Historically, ancient people believed in the existence of a humanoid robot species. The Greek god Hephaestus was thought to have created mechanical servants to help him build temples. Furthermore, the Jewish people thought that clay golems could come to life and the Norse believed that clay giants could awaken. In 4th Century BC, Greek mathematicians Archytas of Tarentum proposed that he could create a steam-powered bird known as “The Pigeon.” Additionally, Hero of Alexandria (10-70 AD) devised automated machinery powered by air pressure and steam.

In 1088, Su Song developed the first clock tower that was built using mechanical figurines and audible chimes. In 1206, the first humanoid robot was created by Al-Jazari, a Muslim inventor who wished to entertain royal guests with automated musicians who played on a boat in a lake. Al-Jazari was already well-known for constructing everything from kitchen appliances and other astounding robotic machines.

There are many different ways to think about robotic technology. For instance, do we want an artificial being to look like a human or an unmistakable nuts-and-bolts prototype? Should they go to work at the plant or in our own homes? Should they think for themselves or be simply capable of pre-programmed simplified tasks?

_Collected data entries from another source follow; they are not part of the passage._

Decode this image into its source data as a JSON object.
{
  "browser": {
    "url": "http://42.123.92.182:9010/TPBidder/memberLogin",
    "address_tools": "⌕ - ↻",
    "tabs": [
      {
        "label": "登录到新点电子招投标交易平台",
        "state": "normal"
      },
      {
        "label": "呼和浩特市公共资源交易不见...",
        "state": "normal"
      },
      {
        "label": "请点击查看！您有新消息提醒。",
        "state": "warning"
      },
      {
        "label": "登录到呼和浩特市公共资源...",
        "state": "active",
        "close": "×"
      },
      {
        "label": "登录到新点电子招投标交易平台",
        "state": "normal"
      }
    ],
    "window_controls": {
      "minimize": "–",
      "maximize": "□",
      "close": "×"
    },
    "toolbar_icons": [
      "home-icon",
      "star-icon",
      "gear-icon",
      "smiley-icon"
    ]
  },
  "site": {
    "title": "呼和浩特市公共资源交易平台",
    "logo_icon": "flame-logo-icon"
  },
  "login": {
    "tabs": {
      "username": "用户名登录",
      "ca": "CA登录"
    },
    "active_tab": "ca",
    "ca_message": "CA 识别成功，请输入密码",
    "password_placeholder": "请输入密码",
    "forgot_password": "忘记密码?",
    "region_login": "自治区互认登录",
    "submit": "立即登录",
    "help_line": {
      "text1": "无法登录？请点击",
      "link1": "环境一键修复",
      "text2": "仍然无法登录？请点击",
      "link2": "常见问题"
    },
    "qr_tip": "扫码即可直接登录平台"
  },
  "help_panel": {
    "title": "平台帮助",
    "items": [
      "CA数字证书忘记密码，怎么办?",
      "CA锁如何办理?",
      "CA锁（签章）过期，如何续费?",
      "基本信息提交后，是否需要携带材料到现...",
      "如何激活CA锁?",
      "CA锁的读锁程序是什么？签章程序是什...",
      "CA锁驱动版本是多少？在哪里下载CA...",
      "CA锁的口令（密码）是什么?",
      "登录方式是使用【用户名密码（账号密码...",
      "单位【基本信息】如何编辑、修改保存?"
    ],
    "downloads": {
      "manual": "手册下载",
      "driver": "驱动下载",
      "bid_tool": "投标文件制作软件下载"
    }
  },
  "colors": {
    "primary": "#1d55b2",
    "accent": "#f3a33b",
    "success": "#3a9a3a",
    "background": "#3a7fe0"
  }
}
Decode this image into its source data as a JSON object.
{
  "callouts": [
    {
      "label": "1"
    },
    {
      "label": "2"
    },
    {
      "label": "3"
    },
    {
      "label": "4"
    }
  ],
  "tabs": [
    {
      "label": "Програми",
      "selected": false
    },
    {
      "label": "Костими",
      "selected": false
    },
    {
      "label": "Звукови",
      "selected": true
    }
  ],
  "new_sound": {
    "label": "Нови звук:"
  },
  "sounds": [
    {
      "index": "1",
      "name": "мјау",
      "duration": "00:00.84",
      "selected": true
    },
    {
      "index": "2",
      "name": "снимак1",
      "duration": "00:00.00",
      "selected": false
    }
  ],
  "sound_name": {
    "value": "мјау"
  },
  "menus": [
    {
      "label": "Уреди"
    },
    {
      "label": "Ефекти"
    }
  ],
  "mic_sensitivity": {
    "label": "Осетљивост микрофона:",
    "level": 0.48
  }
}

There are “soft robots,” which have silicone bodies and flexible actuators that behave almost human-like. There are “swarm robots” that behave like bees or ants, cooperating together to find something, clean, explore space or spy. “Haptic interface robots” allow users to interact with virtual simulation environments. Engineers are always coming up with new designs and uses for automation robotics.

Robotic technology is continually progressing. Early prototypes used steam, water or air, while new robotic prototypes use actuators, electric DC motors and air muscles. To study robotics engineering, interested students can attend Worcester Polytechnic Institute, which is the only school that offers a Bachelor of Science in Robotics Engineering.

Other schools have graduate programs based on robotics automation, including Carnegie Mellon University, MIT, UPENN and UCLA. To increase early interest in this field, programs like FIRST Robotics were devised to encourage students as young as six to look to math, science and technology fields for hobbies.